Gynecare Prolift Vaginal Mesh Sold by J&J for 3yrs Without FDA Approval

According to a recent report, Johnson & Johnson sold their Gynecare Prolift mesh for several years before obtaining FDA approval, and the manufacturer now faces a number of product liability lawsuits brought by women who suffered complications allegedly caused by design defects with the vaginal surgical mesh.

Johnson & Johnson’s Ethicon unit began selling the Prolift mesh in March 2005, but it was not approved by the FDA until May 2008, three years later.

The FDA did not know that the device was on the market until 2007, when the manufacturer asked for approval for a related device, which are both used to treat pelvic organ prolapse and female stress urinary incontinence.

According to a recent report by Bloomberg News, Johnson & Johnson believed it was allowed to sell the Gynecare Prolift mesh without approval because it was substantially similar to the Gynecare Gynemesh, which was already on the market. However, the FDA has taken issue with this assertion.

Between the release date of the Prolift mesh and the FDA actually approving it for sale, there were 123 adverse event reports associated with the product, including reports of death and serious injury, according to Bloomberg. The fact that doctors and patients were reporting problems with a medical device that the FDA had not approved without raising alarm bells raises questions about the agency’s oversight over approved medical devices.

The Ethicon Gynecare Prolift mesh is now one of a number of surgical mesh products manufactured by Johnson & Johnson, as well as other companies, that are the subject product liability lawsuits nationwide. Hundreds of women are presenting claims that allege they suffered painful and debilitating complications after the vaginal mesh was implanted, such as pelvic pain, infection and erosion of the mesh through the vagina.

All vaginal mesh lawsuits involve similar allegations that the manufacturers failed to adequately research and test their products, rushing the products to the market through the FDA’s controversial fast-track approval system, which allows the agency to approve medical devices without rigorous pre-market testing when they feature a substantially similar design to other previously approved products.

Johnson & Johnson reportedly failed to even obtain 510(k) approval before marketing the Gynecare Prolift mesh.

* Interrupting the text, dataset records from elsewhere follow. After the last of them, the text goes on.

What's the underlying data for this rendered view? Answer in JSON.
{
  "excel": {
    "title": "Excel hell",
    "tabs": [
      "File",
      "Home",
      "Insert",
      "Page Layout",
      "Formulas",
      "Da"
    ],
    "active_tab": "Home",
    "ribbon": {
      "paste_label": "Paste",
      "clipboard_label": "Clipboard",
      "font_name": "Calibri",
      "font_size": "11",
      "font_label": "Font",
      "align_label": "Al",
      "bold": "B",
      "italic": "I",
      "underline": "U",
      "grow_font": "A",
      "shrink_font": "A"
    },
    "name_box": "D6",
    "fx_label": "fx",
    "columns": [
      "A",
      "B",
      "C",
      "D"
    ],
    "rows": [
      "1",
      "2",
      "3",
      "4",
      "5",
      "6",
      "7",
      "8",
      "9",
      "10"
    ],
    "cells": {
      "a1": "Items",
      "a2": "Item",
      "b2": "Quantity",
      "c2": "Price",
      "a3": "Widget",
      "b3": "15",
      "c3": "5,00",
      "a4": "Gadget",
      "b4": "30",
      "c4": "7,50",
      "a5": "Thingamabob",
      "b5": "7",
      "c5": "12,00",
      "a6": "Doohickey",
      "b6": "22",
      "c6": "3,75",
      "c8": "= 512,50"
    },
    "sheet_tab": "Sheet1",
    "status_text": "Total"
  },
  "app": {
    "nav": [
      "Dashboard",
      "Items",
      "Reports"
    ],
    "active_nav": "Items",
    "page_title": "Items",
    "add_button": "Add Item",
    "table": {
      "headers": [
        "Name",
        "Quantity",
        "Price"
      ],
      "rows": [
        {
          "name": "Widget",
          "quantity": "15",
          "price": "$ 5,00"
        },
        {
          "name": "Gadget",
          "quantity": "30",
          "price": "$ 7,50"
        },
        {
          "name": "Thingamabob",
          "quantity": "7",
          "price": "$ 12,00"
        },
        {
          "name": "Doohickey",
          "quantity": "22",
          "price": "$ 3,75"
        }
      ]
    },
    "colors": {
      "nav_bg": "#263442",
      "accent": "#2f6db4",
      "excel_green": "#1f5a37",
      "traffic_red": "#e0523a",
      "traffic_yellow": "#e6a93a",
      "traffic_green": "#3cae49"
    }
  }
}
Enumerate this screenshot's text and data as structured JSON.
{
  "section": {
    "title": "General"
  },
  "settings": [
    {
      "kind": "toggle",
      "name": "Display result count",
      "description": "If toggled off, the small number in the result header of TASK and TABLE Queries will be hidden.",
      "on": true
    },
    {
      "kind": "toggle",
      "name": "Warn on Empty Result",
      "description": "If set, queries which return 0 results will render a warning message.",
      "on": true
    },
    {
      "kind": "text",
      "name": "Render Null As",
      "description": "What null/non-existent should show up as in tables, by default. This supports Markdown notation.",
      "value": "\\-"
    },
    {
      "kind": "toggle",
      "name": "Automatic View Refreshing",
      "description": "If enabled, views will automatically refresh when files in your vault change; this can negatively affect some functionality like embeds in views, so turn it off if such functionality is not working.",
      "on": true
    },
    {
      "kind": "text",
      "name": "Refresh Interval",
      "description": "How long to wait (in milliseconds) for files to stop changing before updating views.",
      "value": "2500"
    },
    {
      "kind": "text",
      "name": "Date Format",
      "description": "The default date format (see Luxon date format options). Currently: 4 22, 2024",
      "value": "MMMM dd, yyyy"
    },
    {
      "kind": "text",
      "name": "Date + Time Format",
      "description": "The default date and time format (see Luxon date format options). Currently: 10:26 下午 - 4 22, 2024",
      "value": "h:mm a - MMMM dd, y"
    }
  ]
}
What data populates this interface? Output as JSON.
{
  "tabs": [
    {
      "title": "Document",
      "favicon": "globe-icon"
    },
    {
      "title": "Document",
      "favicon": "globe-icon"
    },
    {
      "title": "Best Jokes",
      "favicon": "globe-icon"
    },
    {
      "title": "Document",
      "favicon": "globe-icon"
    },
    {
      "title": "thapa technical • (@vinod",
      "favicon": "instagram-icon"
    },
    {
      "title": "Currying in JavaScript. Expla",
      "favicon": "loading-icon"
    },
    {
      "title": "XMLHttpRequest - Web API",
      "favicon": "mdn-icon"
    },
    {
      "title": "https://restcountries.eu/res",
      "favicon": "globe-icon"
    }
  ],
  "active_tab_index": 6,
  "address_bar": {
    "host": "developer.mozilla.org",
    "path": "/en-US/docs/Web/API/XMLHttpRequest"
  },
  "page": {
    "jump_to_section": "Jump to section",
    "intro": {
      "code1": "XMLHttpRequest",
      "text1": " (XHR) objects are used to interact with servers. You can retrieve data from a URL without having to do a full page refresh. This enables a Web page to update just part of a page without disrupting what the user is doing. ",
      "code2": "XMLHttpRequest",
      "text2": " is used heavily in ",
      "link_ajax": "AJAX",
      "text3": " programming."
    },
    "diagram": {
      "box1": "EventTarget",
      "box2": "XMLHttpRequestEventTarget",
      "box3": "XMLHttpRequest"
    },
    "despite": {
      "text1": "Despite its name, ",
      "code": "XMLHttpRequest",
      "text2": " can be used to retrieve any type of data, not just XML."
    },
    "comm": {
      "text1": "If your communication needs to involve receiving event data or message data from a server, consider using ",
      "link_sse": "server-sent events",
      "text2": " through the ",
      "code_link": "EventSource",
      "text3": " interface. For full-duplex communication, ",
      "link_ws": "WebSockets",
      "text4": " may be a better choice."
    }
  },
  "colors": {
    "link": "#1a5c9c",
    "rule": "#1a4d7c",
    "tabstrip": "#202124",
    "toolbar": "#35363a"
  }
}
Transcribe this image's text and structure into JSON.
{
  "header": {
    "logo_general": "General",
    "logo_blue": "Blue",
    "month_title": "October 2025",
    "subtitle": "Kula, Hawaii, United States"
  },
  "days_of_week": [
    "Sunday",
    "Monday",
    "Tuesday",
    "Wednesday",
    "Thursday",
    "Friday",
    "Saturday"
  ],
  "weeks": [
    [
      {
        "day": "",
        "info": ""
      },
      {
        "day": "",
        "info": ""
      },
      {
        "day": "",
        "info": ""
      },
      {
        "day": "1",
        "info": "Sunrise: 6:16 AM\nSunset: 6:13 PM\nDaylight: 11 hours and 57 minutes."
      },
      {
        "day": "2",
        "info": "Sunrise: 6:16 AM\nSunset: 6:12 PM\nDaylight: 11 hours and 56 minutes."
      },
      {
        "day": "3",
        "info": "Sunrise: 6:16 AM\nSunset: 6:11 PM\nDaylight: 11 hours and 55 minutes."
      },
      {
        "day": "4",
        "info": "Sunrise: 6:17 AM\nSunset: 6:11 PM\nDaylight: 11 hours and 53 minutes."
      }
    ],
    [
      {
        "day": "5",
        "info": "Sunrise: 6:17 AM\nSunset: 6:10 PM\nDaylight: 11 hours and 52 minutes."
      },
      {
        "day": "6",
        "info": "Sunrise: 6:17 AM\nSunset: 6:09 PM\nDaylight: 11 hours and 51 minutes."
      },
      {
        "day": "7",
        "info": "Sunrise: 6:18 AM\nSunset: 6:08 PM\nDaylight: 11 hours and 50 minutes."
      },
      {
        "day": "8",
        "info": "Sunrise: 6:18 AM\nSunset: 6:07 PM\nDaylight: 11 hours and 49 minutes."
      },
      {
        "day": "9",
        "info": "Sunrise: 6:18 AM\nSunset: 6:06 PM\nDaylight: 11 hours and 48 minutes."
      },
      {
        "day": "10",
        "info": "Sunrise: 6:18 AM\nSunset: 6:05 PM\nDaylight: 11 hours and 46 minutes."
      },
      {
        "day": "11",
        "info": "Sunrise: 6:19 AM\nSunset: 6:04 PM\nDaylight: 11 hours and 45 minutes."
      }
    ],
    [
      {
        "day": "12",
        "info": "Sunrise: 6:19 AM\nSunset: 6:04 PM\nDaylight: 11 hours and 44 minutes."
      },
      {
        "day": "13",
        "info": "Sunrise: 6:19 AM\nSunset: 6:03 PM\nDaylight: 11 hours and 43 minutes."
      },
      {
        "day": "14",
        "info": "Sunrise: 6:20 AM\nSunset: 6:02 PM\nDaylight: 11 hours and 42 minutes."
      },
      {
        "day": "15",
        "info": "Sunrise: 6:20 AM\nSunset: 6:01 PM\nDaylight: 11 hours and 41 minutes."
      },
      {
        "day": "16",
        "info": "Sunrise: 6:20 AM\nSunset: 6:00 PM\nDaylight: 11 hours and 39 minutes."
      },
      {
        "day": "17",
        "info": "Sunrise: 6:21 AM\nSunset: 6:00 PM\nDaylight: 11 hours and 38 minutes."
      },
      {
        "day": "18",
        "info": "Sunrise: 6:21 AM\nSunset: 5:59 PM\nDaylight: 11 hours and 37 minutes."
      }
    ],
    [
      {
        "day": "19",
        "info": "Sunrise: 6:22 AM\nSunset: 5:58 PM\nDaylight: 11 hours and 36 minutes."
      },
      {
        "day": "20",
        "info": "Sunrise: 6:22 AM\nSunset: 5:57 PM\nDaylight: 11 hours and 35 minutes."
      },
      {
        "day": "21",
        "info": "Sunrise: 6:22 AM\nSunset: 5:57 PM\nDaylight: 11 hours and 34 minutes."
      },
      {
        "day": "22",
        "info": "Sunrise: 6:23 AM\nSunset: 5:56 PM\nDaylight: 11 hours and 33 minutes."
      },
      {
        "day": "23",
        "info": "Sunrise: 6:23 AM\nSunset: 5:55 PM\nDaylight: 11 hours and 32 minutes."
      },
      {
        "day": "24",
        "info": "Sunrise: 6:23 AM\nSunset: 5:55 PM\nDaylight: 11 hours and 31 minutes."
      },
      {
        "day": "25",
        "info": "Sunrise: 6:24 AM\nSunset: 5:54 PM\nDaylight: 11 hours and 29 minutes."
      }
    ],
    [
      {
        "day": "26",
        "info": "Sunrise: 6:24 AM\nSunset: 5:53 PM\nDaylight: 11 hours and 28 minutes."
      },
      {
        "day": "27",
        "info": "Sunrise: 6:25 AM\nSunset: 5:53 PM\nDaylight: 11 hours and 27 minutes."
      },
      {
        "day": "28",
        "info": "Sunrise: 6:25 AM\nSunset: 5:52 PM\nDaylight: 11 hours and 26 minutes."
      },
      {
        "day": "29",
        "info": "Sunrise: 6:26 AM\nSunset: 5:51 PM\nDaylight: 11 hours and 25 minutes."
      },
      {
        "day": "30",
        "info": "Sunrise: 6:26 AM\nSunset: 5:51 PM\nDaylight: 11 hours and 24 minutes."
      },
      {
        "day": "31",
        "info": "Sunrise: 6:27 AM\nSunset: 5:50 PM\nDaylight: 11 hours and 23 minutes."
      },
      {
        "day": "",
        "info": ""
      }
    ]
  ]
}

Public awareness about the risk of the vaginal mesh problems increased last year, after the FDA issued warnings about an increasing number of adverse event reports associated with the products.  In July 2011, the FDA issued transvaginal mesh warning, indicating that they have been unable to find any evidence that transvaginal mesh kits used for repair of pelvic organ prolapse provide any benefit over other available means of treatment.